Monday, July 18, 2011

Harry Potter and the Half-Blood Prince (David Yates)

The two with a task.

Now this is what's great when a Potter film is done particularly right. After a slightly weak effort in "Harry Potter and the Order of the Phoenix", director David Yates has replenished this film with a brilliantly balanced mix of teenage love (developing between Potter and friends) and the gritty abundance of dread polluting and tinting the air as the brooding presence of the Dark Lord is getting more and more overwhelming and his powerful than ever arrival a pure inevitability.

For the first time, although it initially looked like "Harry Potter and the Half-Blood Prince" will be a conflicted film, tone and theme-wise (whether it will emphasize the romantic subplot more or fully focus on the desperate quest to uncover Voldemort's secrets and exploit a loophole in his self-achieved immortality), it came out as a great combination of both and ended up as a truly ideal film in the franchise that can appeal both to those who seek the obviously inescapable romance between our heroes (mainly the teenage audience) and those who like their Potter film broodingly stirred and menacingly thawed.

Daniel Radcliffe, who I found to be quite stiff in the previous chapter, has qualitatively raised his performance a notch higher and looked more comfortable and eager as the lightning-scarred chosen one. On surface level, his character may look too hard to comprehend. One scene he is as confident as ever, but in the next, he's as insecure as the next nerdy fellow. He may be a reluctant hero, but his Harry Potter role can be viewed, especially in this film, as a representation of the destruction of people's 'not a care in the world but confused as all hell' teenage monotony. A cyclic stage in one's life broken by one's choice to move deeper and deeper into the intricacies of a dangerous, world-threatening affair as part-curiosity and part-bravery.

Maybe 'revenge' is Potter's ultimate goal, but looking at his numerous adventures that seems to beat more around the bush than to progress, I can quietly see that J.K. Rowling attached this 'retribution' scenario (and also the 'chosen one' prophecy) as subtle MacGuffins to subtly move the whole intricate plot line so that her characters' countless adventures can be wholly justified. After all, "Harry Potter" is essentially a children's fantasy book, a genre where bulks of make-believe journeys are nothing but commonplace.
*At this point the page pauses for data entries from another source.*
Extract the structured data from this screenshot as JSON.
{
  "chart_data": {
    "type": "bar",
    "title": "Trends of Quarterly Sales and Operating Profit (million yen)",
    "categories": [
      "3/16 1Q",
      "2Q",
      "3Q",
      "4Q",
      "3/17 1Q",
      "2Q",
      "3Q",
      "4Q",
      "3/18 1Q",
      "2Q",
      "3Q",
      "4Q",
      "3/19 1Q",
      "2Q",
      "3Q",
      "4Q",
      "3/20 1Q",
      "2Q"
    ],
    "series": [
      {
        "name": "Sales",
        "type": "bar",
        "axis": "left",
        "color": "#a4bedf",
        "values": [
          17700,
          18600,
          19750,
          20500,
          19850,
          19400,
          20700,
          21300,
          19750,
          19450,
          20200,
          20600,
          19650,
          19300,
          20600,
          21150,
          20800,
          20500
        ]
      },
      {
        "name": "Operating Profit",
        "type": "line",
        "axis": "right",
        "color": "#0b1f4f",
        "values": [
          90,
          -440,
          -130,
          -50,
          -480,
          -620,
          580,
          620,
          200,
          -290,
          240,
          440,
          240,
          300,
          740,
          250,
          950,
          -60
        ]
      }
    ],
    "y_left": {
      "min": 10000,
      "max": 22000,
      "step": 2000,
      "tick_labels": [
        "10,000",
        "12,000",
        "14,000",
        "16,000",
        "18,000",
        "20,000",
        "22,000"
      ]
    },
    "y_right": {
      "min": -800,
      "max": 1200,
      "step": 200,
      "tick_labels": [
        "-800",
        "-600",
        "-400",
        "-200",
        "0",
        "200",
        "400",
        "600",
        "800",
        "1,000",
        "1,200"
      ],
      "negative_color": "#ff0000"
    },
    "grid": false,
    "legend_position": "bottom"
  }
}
But back into the whole "Half-Blood Prince" situation, it was a beautifully placed (and enhanced by the film's revelations' seamless narrative timing) penultimate complication that creates what seems like momentary displays of adolescent happiness and then juxtaposing these emotional elements with the contrasting difficulties that lies ahead for Dumbledore (a great performance by Michael Gambon) and company like a massive Herculian task. It's a film, although mainly tinted with pale, eviscerated colors, that supports itself with the strength of its solid 'black and white' visual comparisons (scenes of romance and of downfall). And with that alone, I think the film has succeeded to be a very strong installment in the franchise with such a simple cinematic approach in contrast.

Another note-worthy performance is of Jim Broadbent as Horace Slughorn, a very crucial character that is rightfully downplayed by Broadbent with the needed lack of awareness and apathetic ineptitude towards the darkening weather of events. True, "Harry Potter and the Half-Blood Prince" might as well be one of the most uneventful films in the franchise in terms of action sequences, but as a Potter film that is finally equipped with the needed bridge across a trodden path into an impending end, this is a film of heart-pounding emotional proportions. Raising wands and trickling tears, this one's one of the best in the series.